BARBELITH underground
 

Subcultural engagement for the 21st Century...
Barbelith is a new kind of community (find out more)...
You can login or register.


Gay love

 
 
Benny the Ball
07:59 / 27.11.06
On the way to work this morning I was listening to my ipod and Dusty Springfield started to sing 'Breakfast in Bed', she really has an amazing voice, but all I really 'know' about her is what my dad tells me, namely that she was gay. I think she referred to herself as bisexual, but most press ran with the, as she termed it 'bent' side of her sexuality.

That aside, the song is beutiful, and I realised that the implication in the lyrics is of a love affair between two women, one, seemingly Dusty, comforting her lover, who seems upset because her (although never confirmed, again the feeling I got) male lover and her have been arguing.

It really is a beautiful song, and completely fits into a classic, for lack of better word, motown soul style.

So, apart from wanting to share that, I wanted to see what Barb thought about love songs, and the manner in which they are presented - is there a need to make gay love songs different from contemporary teen hetrosexual love songs in order to drum home the alternativness?
 
 
Crux Is This City's Protector.
14:52 / 27.11.06
> ...drum home the alternativness?

I don't think so.
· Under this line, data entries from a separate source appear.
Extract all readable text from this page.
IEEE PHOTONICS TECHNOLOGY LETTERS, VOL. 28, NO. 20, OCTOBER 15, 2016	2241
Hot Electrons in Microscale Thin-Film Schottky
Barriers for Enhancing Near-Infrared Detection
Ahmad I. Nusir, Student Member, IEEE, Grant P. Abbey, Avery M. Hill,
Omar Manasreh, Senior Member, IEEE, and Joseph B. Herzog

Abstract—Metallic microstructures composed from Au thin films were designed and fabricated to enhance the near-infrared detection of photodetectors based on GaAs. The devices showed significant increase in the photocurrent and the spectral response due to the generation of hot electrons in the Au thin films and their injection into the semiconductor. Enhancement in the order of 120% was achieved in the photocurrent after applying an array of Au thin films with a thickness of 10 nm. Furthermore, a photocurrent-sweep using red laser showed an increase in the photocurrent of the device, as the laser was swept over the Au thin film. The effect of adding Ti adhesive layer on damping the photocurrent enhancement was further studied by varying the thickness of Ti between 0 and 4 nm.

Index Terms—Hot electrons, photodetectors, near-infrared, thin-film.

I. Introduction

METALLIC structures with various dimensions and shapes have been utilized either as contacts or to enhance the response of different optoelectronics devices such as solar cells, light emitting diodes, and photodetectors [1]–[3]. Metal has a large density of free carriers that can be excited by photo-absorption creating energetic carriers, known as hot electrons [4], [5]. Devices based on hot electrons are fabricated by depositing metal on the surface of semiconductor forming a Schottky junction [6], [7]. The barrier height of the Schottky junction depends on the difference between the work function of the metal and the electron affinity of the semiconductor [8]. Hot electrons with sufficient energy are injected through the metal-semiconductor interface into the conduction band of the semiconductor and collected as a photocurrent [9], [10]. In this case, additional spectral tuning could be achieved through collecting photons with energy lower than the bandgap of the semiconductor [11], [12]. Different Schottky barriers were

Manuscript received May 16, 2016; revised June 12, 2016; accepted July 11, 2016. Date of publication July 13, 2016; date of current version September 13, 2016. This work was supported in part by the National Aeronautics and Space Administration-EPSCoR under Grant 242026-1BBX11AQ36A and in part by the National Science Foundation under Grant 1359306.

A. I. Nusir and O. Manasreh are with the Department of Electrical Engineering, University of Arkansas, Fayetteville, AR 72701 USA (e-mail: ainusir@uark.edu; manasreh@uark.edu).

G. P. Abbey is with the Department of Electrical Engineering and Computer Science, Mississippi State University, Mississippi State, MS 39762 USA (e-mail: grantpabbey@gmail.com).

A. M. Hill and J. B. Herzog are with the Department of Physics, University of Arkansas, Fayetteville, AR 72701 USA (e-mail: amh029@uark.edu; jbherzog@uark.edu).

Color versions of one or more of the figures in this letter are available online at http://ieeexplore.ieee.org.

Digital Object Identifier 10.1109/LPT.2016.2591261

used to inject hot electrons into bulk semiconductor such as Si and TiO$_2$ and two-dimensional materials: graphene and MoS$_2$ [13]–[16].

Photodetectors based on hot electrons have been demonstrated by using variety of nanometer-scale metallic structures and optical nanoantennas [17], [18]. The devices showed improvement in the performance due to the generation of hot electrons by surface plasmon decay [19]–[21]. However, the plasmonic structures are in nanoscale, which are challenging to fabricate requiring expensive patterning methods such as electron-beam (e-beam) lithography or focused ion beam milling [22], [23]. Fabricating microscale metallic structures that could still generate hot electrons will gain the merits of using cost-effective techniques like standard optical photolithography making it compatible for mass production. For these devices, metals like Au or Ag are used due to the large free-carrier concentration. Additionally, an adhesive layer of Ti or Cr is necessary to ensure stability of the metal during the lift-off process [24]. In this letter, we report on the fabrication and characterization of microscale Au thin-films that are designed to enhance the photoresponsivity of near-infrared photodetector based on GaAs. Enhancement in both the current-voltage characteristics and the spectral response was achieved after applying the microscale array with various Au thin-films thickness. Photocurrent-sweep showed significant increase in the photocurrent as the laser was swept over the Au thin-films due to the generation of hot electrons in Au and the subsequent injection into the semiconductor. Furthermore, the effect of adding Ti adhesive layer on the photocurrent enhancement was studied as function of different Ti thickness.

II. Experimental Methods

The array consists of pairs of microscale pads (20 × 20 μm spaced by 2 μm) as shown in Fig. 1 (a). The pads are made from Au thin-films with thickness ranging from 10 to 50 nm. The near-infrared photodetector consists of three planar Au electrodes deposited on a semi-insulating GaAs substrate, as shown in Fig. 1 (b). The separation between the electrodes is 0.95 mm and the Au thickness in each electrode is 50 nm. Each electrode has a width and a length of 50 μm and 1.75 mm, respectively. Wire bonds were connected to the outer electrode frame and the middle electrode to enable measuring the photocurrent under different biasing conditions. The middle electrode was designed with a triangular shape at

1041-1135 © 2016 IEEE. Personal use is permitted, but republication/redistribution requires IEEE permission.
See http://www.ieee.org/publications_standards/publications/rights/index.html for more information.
The best love songs are always about the love; the genital configurations are nearly every time going to be secondary to what has been pretty well-established to be a universal phenomenon.

I am reminded, specifically, of the Buzzcocks—Pete Shelley, by dint of doing the most conventional, natural thing he could do—write short, catchy songs about being young and frustrated in love—became quite a powerful force for 'alternativeness' because he was a punk rocker, and he was gay. The man never felt the need to censor himself either, of course, but he managed to fill in the 'love song' box completely without (one gets the impression) feeling too beholden to political impulses.
 
 
Mourne Kransky
20:11 / 27.11.06
Interesting to think about. My basic feeling is that a good song will reach you, whatever. Moon River is the most romantic tune I can think of and that holds whether it's Audrey Hepburn or Michael Stipe or Andy Williams singing it. Growing up gay, you get good at identifying with the singer's PoV irrespective of their sex.

So I've been trying to think of lyrics that forbid cross-gender identification. I don't relate to Lady In Red but that's probably nothing to do with the heterosexuality of the lyric. I hear Mick Jagger singing Angie and I do identify, although there's no ambiguity about the heterosexuality.

The best love songs have the more oblique lyrics anyway. They veer away from moon, June, spoon and tell a more cryptic story. The sex is pften backgrounded. When Bowie wanted to make a song about Iman, he wrote Abdulmajid, an instrumental. I think Robbie's Angels is very romantic, an opinion commonly held, but apparently it's a song about his mother.

Anyway, you'd have to be a kitchen appliance not to be moved by Dusty's voice.